Ajwain, also known as carom, ajowan, omam, omum, ajvain or Bishop’s weed (depending on where in the world we’re talking) is a spice belonging to the Umbelliferae (or Apiaceae) family, some of whose other members are cumin, dill and caraway. The ajwain plant’s shrubs appear feather-like, and the plant itself grows very quickly, reaching up to 3ft in height.


Both the seeds and leaves can be used for cooking, although the seeds are eaten more commonly. They are oval-shaped, striped and vary from slightly green/khaki to brown in colour, looking like a smaller version of cumin seeds to some.



I would guess that most of us haven’t heard of ajwain, considering it can be viewed as the little, less known brother of thyme and oregano. Both ajwain and thyme contain thymol, which gives the spices a similar and powerful scent, although ajwain is often described as having a stronger aroma.. The taste, however, is more comparable to oregano, due to its pungent first impression, sharp flavour and underlying bitterness. The aftertaste seems more sweet, reminiscent of anise.


Cooking with Ajwain


If you want to add a kick to your dish, ajwain is the way to go! It goes well with a variety of foods, such as curries, lentil soups and root vegetables. It is most frequently used in pastries and bread such as parathas, a flatbread native to India. Very commonly, it is also found as an ingredient in tarkas (a mixture of spices that is cooked before being added to the dish in order to enhance their flavours). Due to its similarity to spices like thyme and oregano, it can be used in a lot of the same ways.



Ajwain’s bitter and pungent taste is very unique but can also be very overpowering. It will definitely retain its own distinctive note when added with other spices. That said, it should be used sparingly, since its dominance can subdue the flavour of other ingredients. Hence, when cooking with it, it should be added little by little in order to maintain a balance. Cooking the seeds for a while mellows out the bitterness and increases the milder aftertaste.


Other benefits of Ajwain


Apart from enhancing the taste of various kinds of dishes, ajwain is used for numerous other purposes. The spice can be found in toothpaste and perfumes, and mixed with mustard oil, it acts as a powerful mosquito repellent. In India, the raw seeds are often chewed as a mouth freshener.

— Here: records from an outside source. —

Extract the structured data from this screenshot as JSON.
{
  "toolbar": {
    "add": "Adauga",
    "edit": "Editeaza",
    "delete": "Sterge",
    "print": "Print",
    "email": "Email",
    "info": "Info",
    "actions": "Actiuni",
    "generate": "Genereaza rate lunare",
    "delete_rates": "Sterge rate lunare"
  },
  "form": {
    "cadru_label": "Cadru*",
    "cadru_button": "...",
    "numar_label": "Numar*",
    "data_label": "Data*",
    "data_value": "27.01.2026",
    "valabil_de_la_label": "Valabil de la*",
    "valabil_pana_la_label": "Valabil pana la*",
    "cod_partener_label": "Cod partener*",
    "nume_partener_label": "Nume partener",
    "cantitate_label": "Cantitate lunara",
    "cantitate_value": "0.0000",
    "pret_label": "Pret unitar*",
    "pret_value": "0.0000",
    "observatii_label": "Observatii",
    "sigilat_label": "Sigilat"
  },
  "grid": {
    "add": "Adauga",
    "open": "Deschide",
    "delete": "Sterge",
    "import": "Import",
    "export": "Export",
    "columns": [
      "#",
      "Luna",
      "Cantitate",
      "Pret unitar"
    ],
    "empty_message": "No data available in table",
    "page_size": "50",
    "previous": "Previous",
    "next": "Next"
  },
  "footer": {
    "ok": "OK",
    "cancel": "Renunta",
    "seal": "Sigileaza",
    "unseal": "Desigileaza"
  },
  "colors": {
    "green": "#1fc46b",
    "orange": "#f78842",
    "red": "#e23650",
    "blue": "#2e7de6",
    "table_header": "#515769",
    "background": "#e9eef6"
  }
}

Hardly any other spice can boast with as many health and cosmetic benefits as ajwain. It has had a place in the Indian herbal medicine practice (Ayurveda) since ancient times.



Its high thymol content, which acts as powerful fungicide and germicide, is said to have a hand in lowering blood pressure, and made into an essential oil, ajwain can relieve tooth, ear and rheumatic pain if applied to affected areas. The spice helps with digestion, colds, diarrhea, asthma and even aids with symptoms of arthritis. In addition, ajwain helps with irregular menstrual cycles and excessive bleeding, and was used as an antiseptic in surgery a long time ago – and can still be applied for the purpose of cleaning wounds and cuts.